Loi «sécurité globale»: le procès d’intention permanent
par Rémi Godeau
Entre sécurité et liberté, il faudrait donc encore choisir ? Tel est en tout cas le marché de dupes de la proposition de loi sur la « sécurité globale » (article 24) : au nom de la – légitime – protection des policiers en intervention, encadrer la diffusion d’images des forces de l’ordre, au risque d’imposer une vérité administrative et une autocensure générale. Comme si l’Etat de droit ne pouvait qu’opposer au désordre et à la perte d’autorité un nouveau sacrifice de nos principes fondamentaux…
Il ne s’agit pas de jouer les niais face à la violence de la société, mais de prendre au sérieux les avis des Nations Unies et de la Défenseure des droits, sévères sur les atteintes potentielles à la vie privée et à la liberté d’informer. Il ne s’agit pas davantage de verser dans l’angélisme, en niant les flots de haine à visée de lynchage charriés par les réseaux sociaux, mais d’alerter sur cette dérive propre aux systèmes liberticides : la lutte contre une menace réelle débouche sur une disposition répressive trop floue pour être sage.

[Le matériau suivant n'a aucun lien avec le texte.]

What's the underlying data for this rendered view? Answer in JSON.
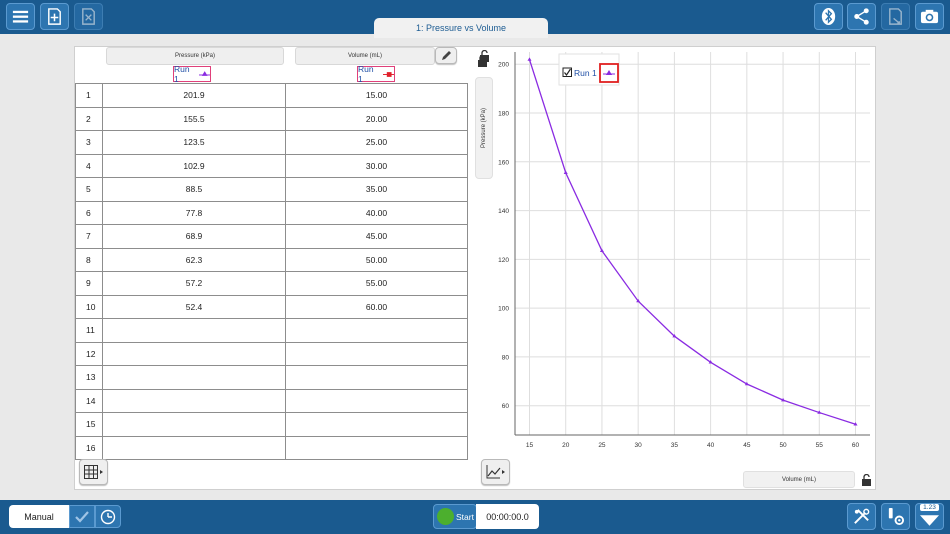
{
  "tab_title": "1: Pressure vs Volume",
  "table": {
    "pressure_header": "Pressure (kPa)",
    "volume_header": "Volume (mL)",
    "run_label": "Run 1",
    "rows": [
      {
        "n": "1",
        "p": "201.9",
        "v": "15.00"
      },
      {
        "n": "2",
        "p": "155.5",
        "v": "20.00"
      },
      {
        "n": "3",
        "p": "123.5",
        "v": "25.00"
      },
      {
        "n": "4",
        "p": "102.9",
        "v": "30.00"
      },
      {
        "n": "5",
        "p": "88.5",
        "v": "35.00"
      },
      {
        "n": "6",
        "p": "77.8",
        "v": "40.00"
      },
      {
        "n": "7",
        "p": "68.9",
        "v": "45.00"
      },
      {
        "n": "8",
        "p": "62.3",
        "v": "50.00"
      },
      {
        "n": "9",
        "p": "57.2",
        "v": "55.00"
      },
      {
        "n": "10",
        "p": "52.4",
        "v": "60.00"
      },
      {
        "n": "11",
        "p": "",
        "v": ""
      },
      {
        "n": "12",
        "p": "",
        "v": ""
      },
      {
        "n": "13",
        "p": "",
        "v": ""
      },
      {
        "n": "14",
        "p": "",
        "v": ""
      },
      {
        "n": "15",
        "p": "",
        "v": ""
      },
      {
        "n": "16",
        "p": "",
        "v": ""
      }
    ]
  },
  "chart_data": {
    "type": "line",
    "xlabel": "Volume (mL)",
    "ylabel": "Pressure (kPa)",
    "x": [
      15,
      20,
      25,
      30,
      35,
      40,
      45,
      50,
      55,
      60
    ],
    "series": [
      {
        "name": "Run 1",
        "color": "#8a2be2",
        "values": [
          201.9,
          155.5,
          123.5,
          102.9,
          88.5,
          77.8,
          68.9,
          62.3,
          57.2,
          52.4
        ]
      }
    ],
    "xlim": [
      13,
      62
    ],
    "ylim": [
      48,
      205
    ],
    "xticks": [
      "15",
      "20",
      "25",
      "30",
      "35",
      "40",
      "45",
      "50",
      "55",
      "60"
    ],
    "yticks": [
      "60",
      "80",
      "100",
      "120",
      "140",
      "160",
      "180",
      "200"
    ],
    "grid": true,
    "legend": "top-left"
  },
  "bottom": {
    "mode": "Manual",
    "start_label": "Start",
    "timer": "00:00:00.0",
    "version_badge": "1.23"
  },
  "colors": {
    "topbar": "#1a5a8f",
    "accent": "#2d75b0",
    "series": "#8a2be2",
    "marker_box": "#e02020",
    "start": "#4caf2e"
  },
  "icons": {
    "menu": "hamburger-icon",
    "new_file": "new-file-icon",
    "close_file": "close-file-icon",
    "bluetooth": "bluetooth-icon",
    "share": "share-icon",
    "export": "export-icon",
    "camera": "camera-icon",
    "edit": "pencil-icon",
    "lock": "unlock-icon",
    "table": "table-icon",
    "graph": "graph-icon",
    "tools": "tools-icon",
    "sensor_settings": "sensor-settings-icon",
    "meter": "meter-icon"
  }
}
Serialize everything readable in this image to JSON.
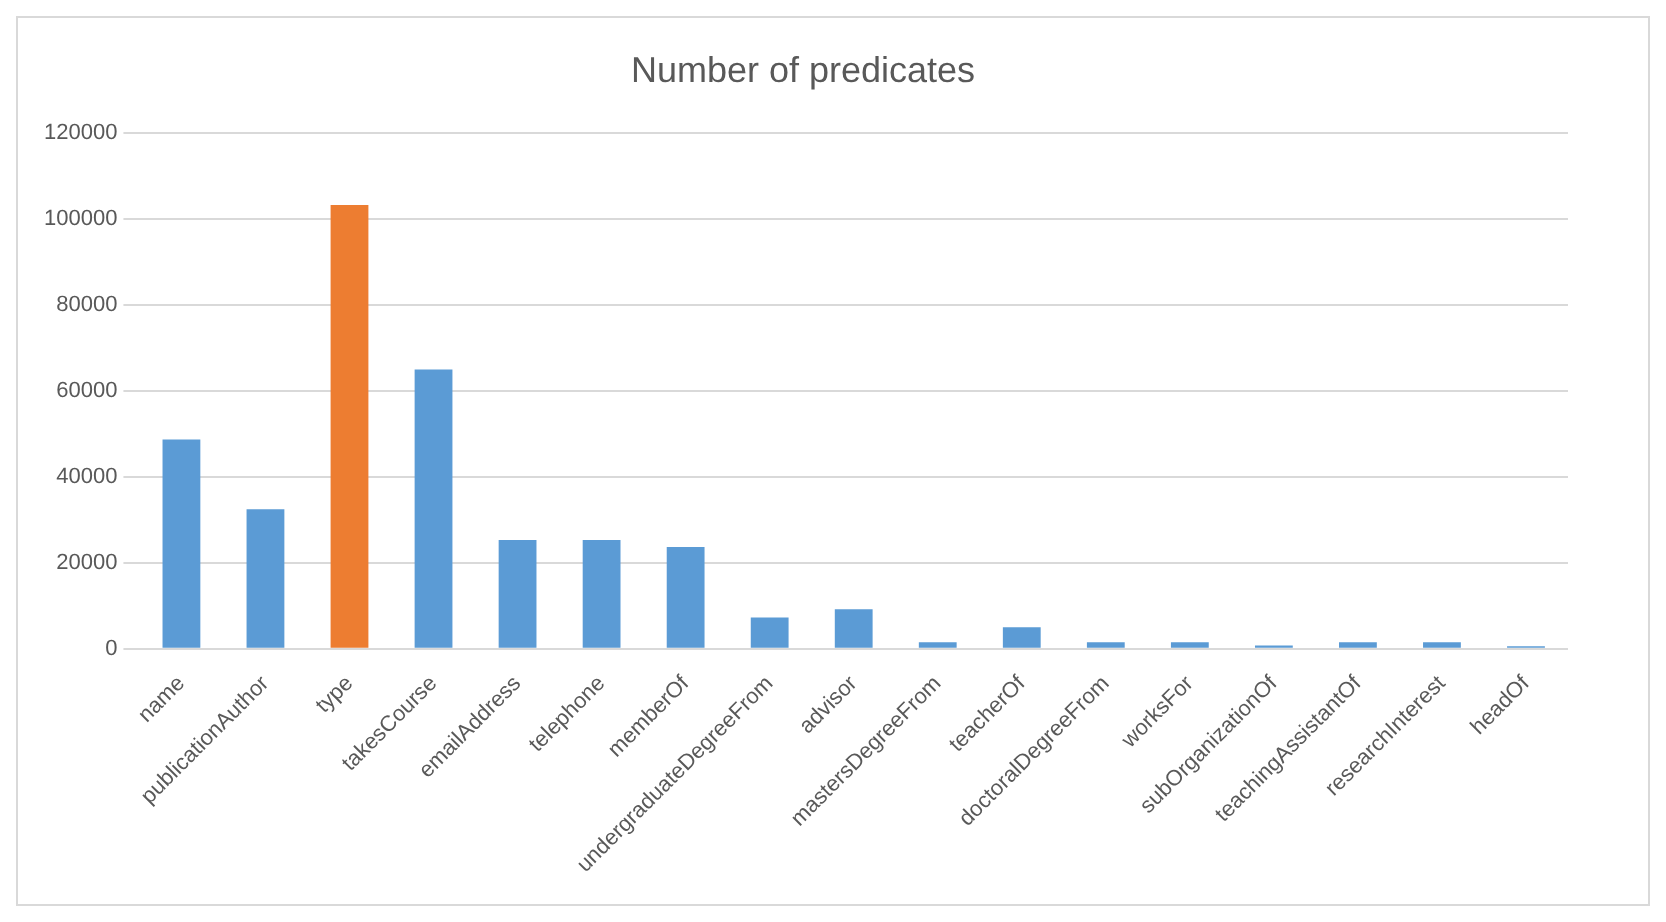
{
  "chart_data": {
    "type": "bar",
    "title": "Number of predicates",
    "categories": [
      "name",
      "publicationAuthor",
      "type",
      "takesCourse",
      "emailAddress",
      "telephone",
      "memberOf",
      "undergraduateDegreeFrom",
      "advisor",
      "mastersDegreeFrom",
      "teacherOf",
      "doctoralDegreeFrom",
      "worksFor",
      "subOrganizationOf",
      "teachingAssistantOf",
      "researchInterest",
      "headOf"
    ],
    "values": [
      48700,
      32500,
      103300,
      65000,
      25300,
      25300,
      23700,
      7300,
      9200,
      1500,
      5000,
      1500,
      1500,
      800,
      1500,
      1500,
      600
    ],
    "colors": [
      "#5b9bd5",
      "#5b9bd5",
      "#ed7d31",
      "#5b9bd5",
      "#5b9bd5",
      "#5b9bd5",
      "#5b9bd5",
      "#5b9bd5",
      "#5b9bd5",
      "#5b9bd5",
      "#5b9bd5",
      "#5b9bd5",
      "#5b9bd5",
      "#5b9bd5",
      "#5b9bd5",
      "#5b9bd5",
      "#5b9bd5"
    ],
    "ylim": [
      0,
      120000
    ],
    "yticks": [
      0,
      20000,
      40000,
      60000,
      80000,
      100000,
      120000
    ],
    "grid": "y",
    "legend": false
  }
}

Excessif, dans une vieille démocratie comme la France ? Pas vraiment. D’état d’urgence en loi d’exception, de couvre-feu en attestations, le citoyen est désormais sommé d’accepter sans mot dire des garanties diminuées, des entraves multipliées, des empiétements successifs… Il est censé se soumettre à toujours plus de restrictions jusqu’à ce que des circonstances dramatiques commandent d’autres privations, au prétexte d’une efficacité en fait jamais satisfaite. Sous contrôle social, il doit intégrer la suspicion permanente, le juge étant maintenant chargé d’évaluer l’intentionnalité (ici de nuire, là de haïr) plutôt que les délits.
Mieux que quiconque, l’avocat François Sureau a décrit ce moment où « la liberté n’est plus un droit, mais une concession du pouvoir ». Cette proposition de loi nous rapproche un peu plus de la bascule.